Il était temps. Toutes les ouvrières et les soldâtes travaillant à l'extérieur sont déjà revenues. Les gardes s'apprêtaient à boucher les issues afin de préserver la chaleur intérieure. D'ailleurs à peine a-t-il franchi le seuil que les maçonnes s'activent et que le trou se referme derrière lui. Presque dans un claquement.
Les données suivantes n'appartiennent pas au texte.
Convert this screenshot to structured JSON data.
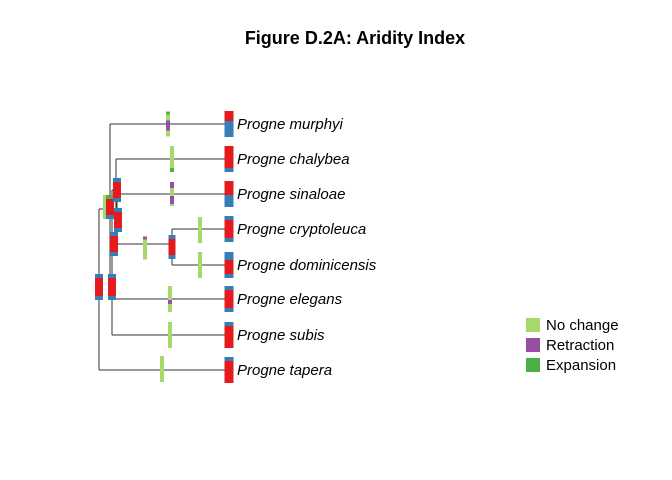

Voilà, on ne voit plus rien du monde extérieur froid et barbare. Le 327e mâle est à nouveau plongé dans la civilisation. Il peut désormais se fondre dans la Meute apaisante. Il n'est plus seul, il est multiple. Les sentinelles s'approchent. Sous son film de poussières, elles ne l'ont pas reconnu. Il émet rapidement ses parfums d'identification, et les autres sont rassérénées.

Une ouvrière remarque ses odeurs de fatigue. Elle lui propose une trophallaxie, le rituel du don de son corps. Toute fourmi possède dans son abdomen une sorte de poche, en fait un estomac secondaire, qui ne digère pas aliments. Le jabot social. Elle peut y stocker de la nourriture, qui reste indéfiniment fraîche et intacte. Elle peut ensuite la régurgiter pour l'envoyer dans son estomac «normal digérant». Ou bien elle la recrache pour l'offrir à une congénère. Les gestes sont toujours les mêmes. La fourmi offreuse accoste l'objet de son désir de trophallaxie en lui tapotant le crâne. Si celle qui est ainsi pressentie accepte, elle abaisse les antennes. Si elle les dresse bien haut, c'est en signe de refus, elle n'a vraiment pas faim.